Input resolver¶

The resolver produces a normalized RouteModel from the best available source. An OpenAPI spec is always preferred when one exists — it's the framework's own typed, complete declaration of the API, so trusting it is both more accurate and far cheaper than re-deriving the same facts from raw source. Code parsing is the fallback.

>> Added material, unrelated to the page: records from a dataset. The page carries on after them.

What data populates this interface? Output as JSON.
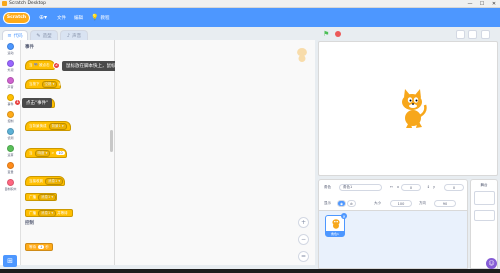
{
  "window": {
    "title": "Scratch Desktop",
    "controls": [
      "—",
      "☐",
      "✕"
    ]
  },
  "menubar": {
    "logo": "Scratch",
    "items": [
      {
        "label": "",
        "icon": "globe-icon",
        "glyph": "⊕▾"
      },
      {
        "label": "文件",
        "icon": ""
      },
      {
        "label": "编辑",
        "icon": ""
      },
      {
        "label": "教程",
        "icon": "lightbulb-icon",
        "glyph": "💡"
      }
    ]
  },
  "tabs": [
    {
      "label": "代码",
      "glyph": "≡"
    },
    {
      "label": "造型",
      "glyph": "✎"
    },
    {
      "label": "声音",
      "glyph": "♪"
    }
  ],
  "categories": [
    {
      "label": "运动",
      "color": "#4c97ff"
    },
    {
      "label": "外观",
      "color": "#9966ff"
    },
    {
      "label": "声音",
      "color": "#cf63cf"
    },
    {
      "label": "事件",
      "color": "#ffbf00"
    },
    {
      "label": "控制",
      "color": "#ffab19"
    },
    {
      "label": "侦测",
      "color": "#5cb1d6"
    },
    {
      "label": "运算",
      "color": "#59c059"
    },
    {
      "label": "变量",
      "color": "#ff8c1a"
    },
    {
      "label": "自制积木",
      "color": "#ff6680"
    }
  ],
  "palette": {
    "events_title": "事件",
    "control_title": "控制",
    "blocks": [
      {
        "text": "当 🏁 被点击"
      },
      {
        "text": "当按下",
        "pill": "空格 ▾",
        "tail": "键"
      },
      {
        "text": "当角色被点击"
      },
      {
        "text": "当背景换成",
        "pill": "背景1 ▾"
      },
      {
        "text": "当",
        "pill": "响度 ▾",
        "tail": ">",
        "num": "10"
      },
      {
        "text": "当接收到",
        "pill": "消息1 ▾"
      },
      {
        "text": "广播",
        "pill": "消息1 ▾"
      },
      {
        "text": "广播",
        "pill": "消息1 ▾",
        "tail": "并等待"
      },
      {
        "text": "等待",
        "num": "1",
        "tail": "秒"
      }
    ]
  },
  "callouts": {
    "tip1": {
      "badge": "2",
      "text": "鼠标放在脚本快上，鼠标变成手型时，按住左键拖动到右边\"脚本区\""
    },
    "tip2": {
      "badge": "1",
      "text": "点击\"事件\""
    }
  },
  "code_area": {
    "zoom": [
      "+",
      "−",
      "="
    ]
  },
  "sprite_info": {
    "sprite_label": "角色",
    "sprite_name": "角色1",
    "x_label": "x",
    "x_value": "0",
    "y_label": "y",
    "y_value": "0",
    "show_label": "显示",
    "size_label": "大小",
    "size_value": "100",
    "direction_label": "方向",
    "direction_value": "90"
  },
  "sprites": [
    {
      "name": "角色1"
    }
  ],
  "stage_pane": {
    "title": "舞台",
    "backdrops_label": "背景",
    "backdrop_count": "1"
  },
  "colors": {
    "accent": "#4d97ff",
    "events": "#ffbf00",
    "callout_badge": "#e8403f"
  }
}
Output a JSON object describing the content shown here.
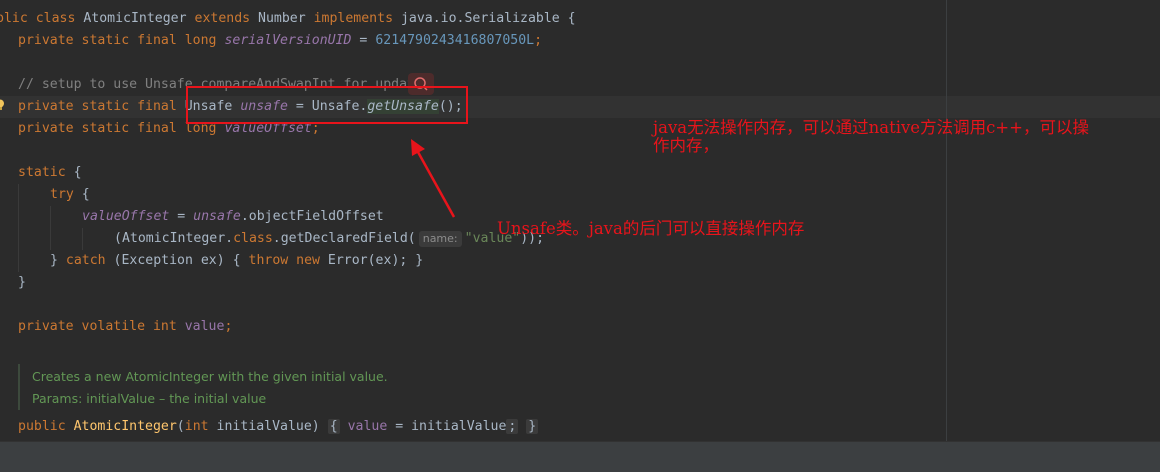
{
  "code": {
    "l1": {
      "kw1": "blic class ",
      "name": "AtomicInteger ",
      "kw2": "extends ",
      "sup": "Number ",
      "kw3": "implements ",
      "iface": "java.io.Serializable {"
    },
    "l2": {
      "kw": "private static final long ",
      "field": "serialVersionUID",
      "eq": " = ",
      "num": "6214790243416807050L",
      "end": ";"
    },
    "l4": {
      "comment": "// setup to use Unsafe.compareAndSwapInt for updates"
    },
    "l5": {
      "kw": "private static final ",
      "type": "Unsafe ",
      "field": "unsafe",
      "eq": " = Unsafe.",
      "method": "getUnsafe",
      "end": "();"
    },
    "l6": {
      "kw": "private static final long ",
      "field": "valueOffset",
      "end": ";"
    },
    "l8": {
      "kw": "static",
      "rest": " {"
    },
    "l9": {
      "kw": "try",
      "rest": " {"
    },
    "l10": {
      "field": "valueOffset",
      "eq": " = ",
      "field2": "unsafe",
      "rest": ".objectFieldOffset"
    },
    "l11": {
      "pre": "(AtomicInteger.",
      "kw": "class",
      "mid": ".getDeclaredField(",
      "hint": "name:",
      "str": "\"value\"",
      "end": "));"
    },
    "l12": {
      "a": "} ",
      "kw1": "catch",
      " b": " (Exception ex) { ",
      "kw2": "throw ",
      "kw3": "new ",
      "c": "Error(ex); }"
    },
    "l13": {
      "text": "}"
    },
    "l15": {
      "kw": "private volatile int ",
      "field": "value",
      "end": ";"
    },
    "doc1": "Creates a new AtomicInteger with the given initial value.",
    "doc2": "Params: initialValue – the initial value",
    "l19": {
      "kw": "public ",
      "name": "AtomicInteger",
      "open": "(",
      "kw2": "int ",
      "param": "initialValue)",
      "b1": "{",
      "field": "value",
      "eq": " = initialValue",
      "semi": ";",
      "b2": "}"
    }
  },
  "annotations": {
    "note1_line1": "java无法操作内存，可以通过native方法调用c++，可以操",
    "note1_line2": "作内存，",
    "note2": "Unsafe类。java的后门可以直接操作内存"
  },
  "colors": {
    "annotation": "#e8141b",
    "keyword": "#cc7832",
    "field": "#9876aa",
    "number": "#6897bb",
    "string": "#6a8759",
    "comment": "#808080",
    "doc": "#629755"
  }
}
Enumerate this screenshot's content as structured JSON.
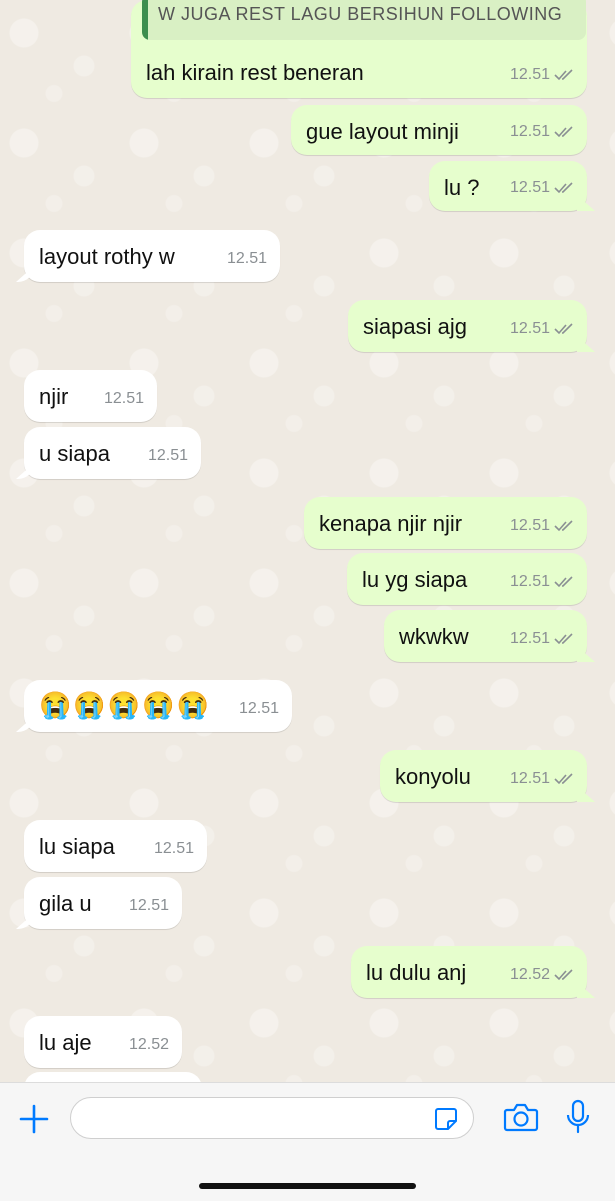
{
  "quoted_message": "W JUGA REST LAGU BERSIHUN FOLLOWING",
  "messages": [
    {
      "text": "lah kirain rest beneran",
      "time": "12.51",
      "dir": "out"
    },
    {
      "text": "gue layout minji",
      "time": "12.51",
      "dir": "out"
    },
    {
      "text": "lu ?",
      "time": "12.51",
      "dir": "out"
    },
    {
      "text": "layout rothy w",
      "time": "12.51",
      "dir": "in"
    },
    {
      "text": "siapasi ajg",
      "time": "12.51",
      "dir": "out"
    },
    {
      "text": "njir",
      "time": "12.51",
      "dir": "in"
    },
    {
      "text": "u siapa",
      "time": "12.51",
      "dir": "in"
    },
    {
      "text": "kenapa njir njir",
      "time": "12.51",
      "dir": "out"
    },
    {
      "text": "lu yg siapa",
      "time": "12.51",
      "dir": "out"
    },
    {
      "text": "wkwkw",
      "time": "12.51",
      "dir": "out"
    },
    {
      "text": "😭😭😭😭😭",
      "time": "12.51",
      "dir": "in"
    },
    {
      "text": "konyolu",
      "time": "12.51",
      "dir": "out"
    },
    {
      "text": "lu siapa",
      "time": "12.51",
      "dir": "in"
    },
    {
      "text": "gila u",
      "time": "12.51",
      "dir": "in"
    },
    {
      "text": "lu dulu anj",
      "time": "12.52",
      "dir": "out"
    },
    {
      "text": "lu aje",
      "time": "12.52",
      "dir": "in"
    }
  ],
  "composer": {
    "placeholder": "",
    "icons": [
      "plus-icon",
      "sticker-icon",
      "camera-icon",
      "microphone-icon"
    ]
  },
  "colors": {
    "outgoing_bubble": "#e6fecd",
    "incoming_bubble": "#ffffff",
    "accent": "#007aff",
    "read_ticks": "#8a8f93",
    "chat_background": "#efeae2"
  }
}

Module: input/resolver.py (with input/detect.py, input/openapi.py, and input/parsers/).

The decision¶

flowchart TD
    Q{OpenAPI spec available?}
    Q -- yes --> A[Use OpenAPI → route model]
    Q -- no --> B[Parse code → route model]
    A --> N[normalized RouteModel]
    B --> N
    N --> E[the engine]

Both paths emit the same RouteModel, so everything downstream is identical regardless of source:

RouteModel {
  method, path, pathParams, queryParams, headers,
  bodyType, responseTypes, authRequired, docstring, codeRef
}

"OpenAPI available?" — how it's decided¶

In priority order, the resolver looks for a spec:

Explicit path in config — config.openApiSource (a file path or a URL like http://localhost:8000/openapi.json).
Live framework endpoint — FastAPI/NestJS serve a spec at a well-known route (/openapi.json, /api-json). If the app is running, fetch it.
Committed spec file — openapi.json / openapi.yaml / swagger.json.
Generated on demand — for frameworks that can emit a spec without a running server (e.g. FastAPI's app.openapi()), produce one in a short subprocess.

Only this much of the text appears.